Suit son remake de Pysho (lire le très beau texte d’Hors Champ sur ce film) en 1998 et Finding Forrester en 2000. Ce second film surf un peu sur le succès de Will Hunting, un succès sur lequel Van Sant aurait pu surfer longtemps, mais c’est dans un spectre complètement différent qu’il poursuivra sa carrière. De nouveau avec Matt Damon (la star de Will Hunting), il tourne Gerry, premier volet de sa tétralogie du la mort et l’errance. Si la perte (et le recherche) de repères et de sens ont toujours été le leitmotiv des films de Gus Van Sant, dans sa tétralogie, ils atteignent leur zénith. Le grand publique qui venait d’adopter le cinéaste ne le suivra pas dans ses envolés et ses expérimentations esthétiques. Toutefois, la critique et les théoriciens du cinéma le hisseront au rang de demi-dieu. Le deuxième volet de la tétralogie, Elephant, sort en 2003. Il remporte la Palme d’or à Cannes et le prix de la mise en scène. Pour l’anecdote, depuis l’affaire Barton Fink, un règlement du Festival empêchait un même film de remporter plus d’un prix majeur, mais Patrice Chereau, le président du Jury a personnellement demandé une «violation du règlement» à Gilles Jacob pour remettre à Gus Van Sant les deux prestigieuses récompenses.

Milk_2008

Après Elephant, Last Days, librement inspiré des derniers jours de Kurt Cubain, sort en 2005 et Paranoid Park, sorti en 2007, viennent compléter la tétralogie. Comme ce fut le cas après Will Hunting, Van Sant ne veut pas surfer trop longtemps sur l’enthousiasme critique que créer ses nouveaux élans esthétiques, il va sur un chemin plutôt inattendu, le chemin des biopics. Depuis Mala Noche, presque de tous ses films avaient été inspiré de récit biographie ou de fait divers, mais il prenait toujours une immense liberté dans les faits. Cette fois-ci, avec Milk, il colle au récit «officiel» des faits, ce permettant ici et là quelques caprices esthétiques, mais toujours sans modifier le cours des événements. Milk est peut-être le soumet de l’art de Gus Van Sant, son sens du récit et la virtuosité de son style visuel y sont en osmose.

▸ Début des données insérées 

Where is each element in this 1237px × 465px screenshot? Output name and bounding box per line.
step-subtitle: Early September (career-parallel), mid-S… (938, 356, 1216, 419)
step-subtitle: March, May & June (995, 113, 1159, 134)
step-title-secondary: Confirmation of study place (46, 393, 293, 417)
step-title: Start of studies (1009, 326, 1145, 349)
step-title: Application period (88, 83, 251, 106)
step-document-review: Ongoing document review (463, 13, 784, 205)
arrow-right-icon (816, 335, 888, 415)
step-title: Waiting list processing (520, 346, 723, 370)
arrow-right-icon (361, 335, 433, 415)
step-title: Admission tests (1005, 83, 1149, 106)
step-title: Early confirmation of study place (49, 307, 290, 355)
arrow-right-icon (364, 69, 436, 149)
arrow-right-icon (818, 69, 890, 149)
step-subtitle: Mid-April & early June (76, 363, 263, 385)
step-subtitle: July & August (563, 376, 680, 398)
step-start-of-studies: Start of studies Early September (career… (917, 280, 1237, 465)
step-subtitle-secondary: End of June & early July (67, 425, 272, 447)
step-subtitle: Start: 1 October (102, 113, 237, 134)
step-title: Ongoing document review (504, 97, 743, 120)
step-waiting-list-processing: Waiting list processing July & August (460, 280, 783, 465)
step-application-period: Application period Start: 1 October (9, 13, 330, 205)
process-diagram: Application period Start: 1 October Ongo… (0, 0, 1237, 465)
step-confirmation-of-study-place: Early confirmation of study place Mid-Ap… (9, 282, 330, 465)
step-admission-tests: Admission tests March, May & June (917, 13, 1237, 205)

Restless en 2011 et Promised Land en 2014, sortent de façon assez confidentiel, Restless fut projeté à Un Certain Regard à Cannes, et Promised Land eu une mention spécial du jury à Berlin. Mais aucune des deux n’a éveillé une passion particulière, ni de la part des critiques, ni de la part du publique.

The Sea of Trees, son nouveau film, marquera sa 4e participation à la compétition officielle du Festival de Cannes. En 2007, No Country for Old Man des frères Coen était reparti bredouille du festival de Cannes,  alors que Paranoid Park de Van Sant avait remporté le prix spécial du 60e anniversaire. Maintenant que les célèbres frères sont à la tête du jury, il restera à savoir s’ils lui portent encore rancune!